I am a final year PhD Candidate at Cornell University in the area of Programming Languages and Formal Methods, advised by Alexandra Silva. Before coming to Cornell, I was a staff software engineer in the Facebook Programming Languages and Runtimes team, where I was fortunate to work on unique projects including using dependently typed Haskell in production and formally verifying concurrent algorithms for an OS microkernel. My current research is supported in part by the NSF (awards #2504142 and #2504143) and I was recently recognized with the 2024 ACM SIGPLAN John Vlissides Award for applied software research.

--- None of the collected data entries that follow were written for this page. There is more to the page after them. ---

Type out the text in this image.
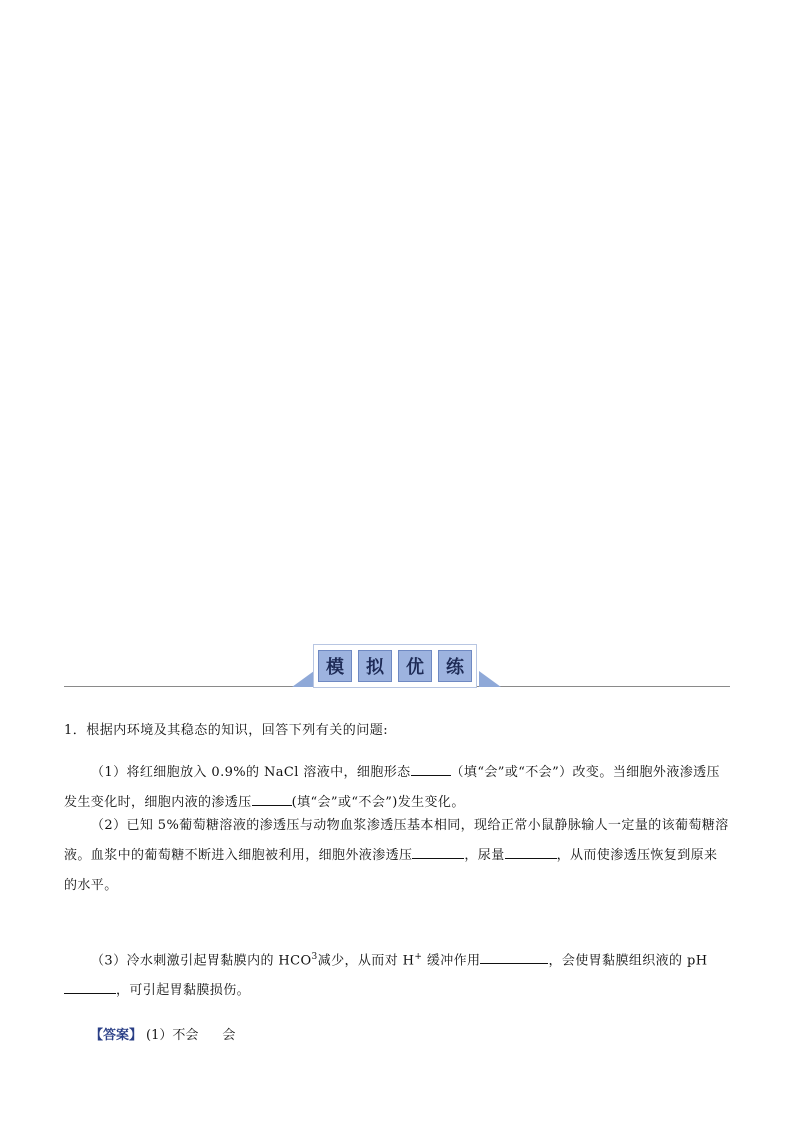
模	拟	优	练
1．根据内环境及其稳态的知识，回答下列有关的问题:
（1）将红细胞放入 0.9%的 NaCl 溶液中，细胞形态	（填“会”或“不会”）改变。当细胞外液渗透压发生变化时，细胞内液的渗透压	(填“会”或“不会”)发生变化。
（2）已知 5%葡萄糖溶液的渗透压与动物血浆渗透压基本相同，现给正常小鼠静脉输人一定量的该葡萄糖溶液。血浆中的葡萄糖不断进入细胞被利用，细胞外液渗透压	，尿量	，从而使渗透压恢复到原来的水平。
（3）冷水刺激引起胃黏膜内的 HCO$^3$减少，从而对 H+ 缓冲作用	，会使胃黏膜组织液的 pH，可引起胃黏膜损伤。
【答案】 (1）不会 会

My research focuses on logical foundations for reasoning about programs that branch into different outcomes, which provide a unifying perspective for reasoning about a wide variety of effects including nondeterminism, nontermination, randomization, concurrency, and exceptions. Through my research, I have developed Outcome Logic, which has applications including:
Correctness & Incorrectness. Outcome Logic bridges reasoning about the absence of errors (correctness) and the presence of bugs (incorrectness). Whereas prior techniques were specialized to one modality, Outcome Logic enables new forms of static analysis by incorporating elements from both styles.
Probabilistic Concurrency. By composing multiple types of effects, I have developed an expressive foundation for the analysis of randomized distributed algorithms, which goes beyond prior approaches in its ability to reason about probabilistic behavior. Applications include verification of security, privacy, and blockchain algorithms.